Critique de Pucksimberg (Toulon, Inscrit le 14 août 2011, 44 ans) - 11 octobre 2015

Ce roman est une oeuvre hybride, qui prend racine dans une pièce littéraire connue et de grande qualité pour la déplacer dans une structure étrange, où se mêleraient plusieurs époques, des personnages nobles et des policiers, des problèmes anciens et une actualité contemporaine, des vers du grand Shakespeare et des phrases malmenées par Marie Cosnay qui en laisse un grand nombre en suspens, quitte à les amputer juste après une préposition.
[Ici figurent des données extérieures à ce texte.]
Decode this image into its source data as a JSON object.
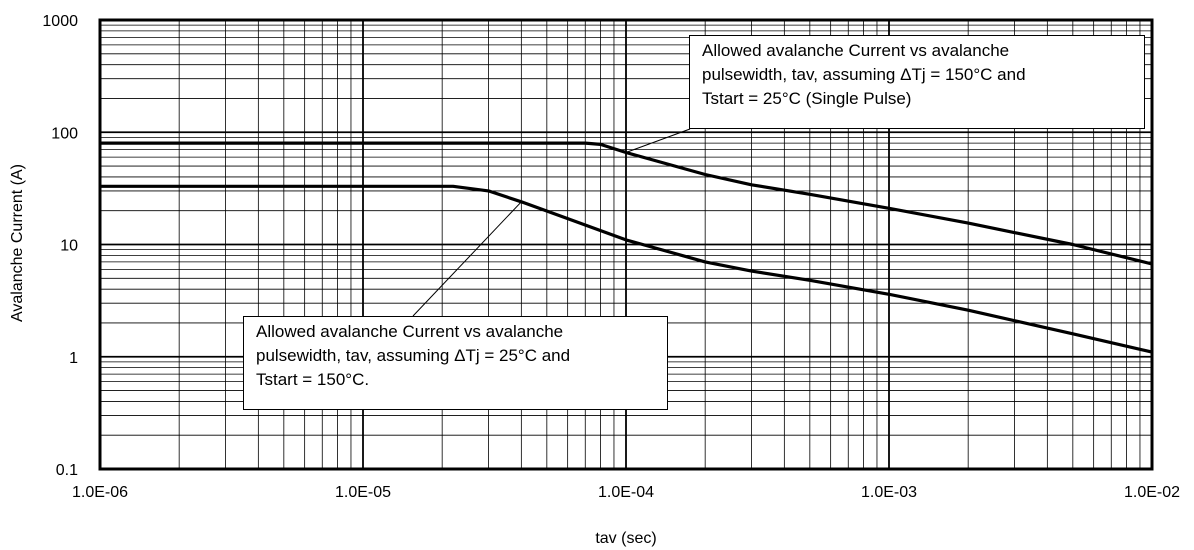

Le roman est constitué de trois parties, chacune morcelée en plusieurs sections. Le lecteur pénètre dans un univers mystérieux, parfois inconfortable quand on veut comprendre tout précisément. Il y a un côté labyrinthique, qui n'est pas artificiel et en avançant dans la lecture, le sens se construit. Un lecteur peu concentré ou étourdi pourrait se sentir décontenancé. Et même un lecteur attentif l'est. Il faut sans doute se laisser porter par le rythme et par l'imagination de l'auteure afin d'apprécier son texte.

Le roman permet une réflexion sur le monde contemporain et ses dérives, sur cette notion de propriété qui entraîne malheur et querelles. En fait, tout part de l'inconséquence de la question du roi Lear sur l'intensité de l'amour de ses filles. Quelle question bête et quelles conséquences !

Ma traversée du roman a été parfois difficile, souvent agréable par ses références à la pièce de Shakespeare que j'aime beaucoup. Certains effets de style m'ont agacé et donné l'impression que le texte est inégal. Il n'en demeure pas moins que cela reste une expérience intéressante. Mon plaisir a été variable. La pièce de Shakespeare est l'une des plus belles qui traitent de la folie. Ici, parfois, on a l'impression d'entrer dans une folle logique qui ne nous offre pas tout sur un plateau d'argent.